# Store Reddis Posts in CSV Format

Because we will need to merge multiple sources like Reddis and migraine.com we decided to use CSV files as our intermediate format so we can easily concatenate them and then load them into memory with Pandas.

The purpose of this notebook is to retrieve only the relevant fields of Reddis posts from MongoDB and store them in CSV file.

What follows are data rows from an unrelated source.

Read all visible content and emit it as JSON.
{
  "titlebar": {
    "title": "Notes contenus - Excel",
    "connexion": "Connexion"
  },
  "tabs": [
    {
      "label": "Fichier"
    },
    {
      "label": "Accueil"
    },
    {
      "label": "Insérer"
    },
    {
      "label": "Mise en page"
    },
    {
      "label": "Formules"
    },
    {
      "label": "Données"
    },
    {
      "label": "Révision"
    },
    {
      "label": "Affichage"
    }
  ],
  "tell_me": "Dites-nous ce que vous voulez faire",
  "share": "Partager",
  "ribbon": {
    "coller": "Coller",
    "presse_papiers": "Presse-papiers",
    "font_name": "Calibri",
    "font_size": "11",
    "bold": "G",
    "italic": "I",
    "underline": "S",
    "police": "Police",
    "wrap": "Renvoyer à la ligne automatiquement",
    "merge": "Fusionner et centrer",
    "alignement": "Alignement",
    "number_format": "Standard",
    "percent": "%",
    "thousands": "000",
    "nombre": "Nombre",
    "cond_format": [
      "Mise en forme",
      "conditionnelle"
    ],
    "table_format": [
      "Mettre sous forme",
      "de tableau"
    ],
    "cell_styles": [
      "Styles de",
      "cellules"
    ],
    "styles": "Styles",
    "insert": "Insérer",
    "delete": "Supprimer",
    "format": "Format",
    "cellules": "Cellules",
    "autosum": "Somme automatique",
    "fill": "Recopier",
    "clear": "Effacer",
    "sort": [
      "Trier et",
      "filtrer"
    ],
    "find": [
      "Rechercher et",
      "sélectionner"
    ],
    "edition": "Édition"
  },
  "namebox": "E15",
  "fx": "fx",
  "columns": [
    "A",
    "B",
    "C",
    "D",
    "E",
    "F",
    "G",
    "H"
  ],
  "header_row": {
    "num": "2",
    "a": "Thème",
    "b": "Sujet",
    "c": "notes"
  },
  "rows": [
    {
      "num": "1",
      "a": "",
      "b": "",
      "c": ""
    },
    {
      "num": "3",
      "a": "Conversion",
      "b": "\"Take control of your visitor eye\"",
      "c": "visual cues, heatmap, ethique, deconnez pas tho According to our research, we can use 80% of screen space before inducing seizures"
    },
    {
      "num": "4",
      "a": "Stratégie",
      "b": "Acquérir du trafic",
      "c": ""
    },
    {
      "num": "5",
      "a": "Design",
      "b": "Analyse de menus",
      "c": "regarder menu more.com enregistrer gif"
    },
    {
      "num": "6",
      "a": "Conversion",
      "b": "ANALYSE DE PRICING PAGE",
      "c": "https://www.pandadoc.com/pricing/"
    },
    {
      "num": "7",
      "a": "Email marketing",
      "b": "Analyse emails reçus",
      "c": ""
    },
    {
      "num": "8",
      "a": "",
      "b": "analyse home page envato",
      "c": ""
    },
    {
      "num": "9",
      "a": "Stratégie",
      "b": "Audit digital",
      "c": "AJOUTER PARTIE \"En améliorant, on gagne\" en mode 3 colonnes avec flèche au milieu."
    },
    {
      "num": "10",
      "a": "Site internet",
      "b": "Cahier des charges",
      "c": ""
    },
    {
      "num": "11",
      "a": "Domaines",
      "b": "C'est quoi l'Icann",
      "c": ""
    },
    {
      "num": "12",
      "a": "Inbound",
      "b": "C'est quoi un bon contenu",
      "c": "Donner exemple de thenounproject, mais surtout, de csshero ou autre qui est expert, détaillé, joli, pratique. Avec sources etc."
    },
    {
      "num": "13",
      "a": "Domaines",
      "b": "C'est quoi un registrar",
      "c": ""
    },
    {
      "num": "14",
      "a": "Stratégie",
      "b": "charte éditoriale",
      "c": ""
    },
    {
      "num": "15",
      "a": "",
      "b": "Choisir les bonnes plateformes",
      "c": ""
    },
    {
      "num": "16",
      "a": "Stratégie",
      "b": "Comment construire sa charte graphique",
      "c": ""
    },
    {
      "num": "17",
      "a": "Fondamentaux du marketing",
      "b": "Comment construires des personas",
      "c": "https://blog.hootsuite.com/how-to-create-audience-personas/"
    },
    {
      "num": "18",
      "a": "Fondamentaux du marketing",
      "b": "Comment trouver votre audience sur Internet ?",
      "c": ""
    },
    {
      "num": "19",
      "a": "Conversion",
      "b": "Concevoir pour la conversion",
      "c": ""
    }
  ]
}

The desired format of this file will be:

| Type | Parent | Author | Text | Title | Tags | Webpage |
| ---- | ------ | ------ | ---- | ----- | ---- | ------- |
| P/C  |   id   | userid | text | text  | text |   url   |

- Type - P for post or C for comment
- Parent - own id for post or value of `parent_id` in comment structure without `t3_` prefix
- Author - userid
- Text - for posts value from `selftext` and for comment value from `body`
- Title - title of the post
- Tags - used by migraine.com so this field is empty for Reddis
- Webpage - used by migraine.com so this field is empty for Reddis

In [6]:
import csv
from tqdm import tqdm
from pymongo import MongoClient

In [7]:
database_name = 'reddit-migraine'

client = MongoClient('mongodb://localhost:37017')
db = client[database_name]

In [8]:
migraine_file_name = 'reddis_migraine_posts.csv'

In [12]:
def process_comments(comments, title, parent_id):
    return [{
            'Type': 'C',
            'Parent': parent_id,
            'Author': comment['author'],
            'Text': comment['body'],
            'Title': title
            } for comment in comments]
        

def process_post(post):
    entries = [{
        'Type': 'P',
        'Parent': post['id'],
        'Author': post['author'],
        'Text': post.get('selftext', ''),
        'Title': post['title'],
        'Tags': None,
        'Webpage': None
    }]
    entries.extend(process_comments(
        post['comments'],
        post['title'],
        post['id']))
    return entries

In [14]:
created_header = False
posts_count = db['posts'].count_documents({})
with tqdm(total=posts_count, desc="Progress") as pbar:
    with open(f'data/{migraine_file_name}', 'w') as posts_file:
        field_names = ['Type', 'Parent', 'Author', 'Text', 'Title', 'Tags', 'Webpage']
        csv_writer = csv.DictWriter(posts_file, fieldnames=field_names)
        for post in db['posts'].find():
            entries = process_post(post)
            if not created_header and len(entries) > 0:
                csv_writer.writeheader()
                created_header = True
            for entry in entries:
                csv_writer.writerow(entry)
            pbar.update(1)


Progress: 100%|██████████| 42878/42878 [00:11<00:00, 3659.82it/s]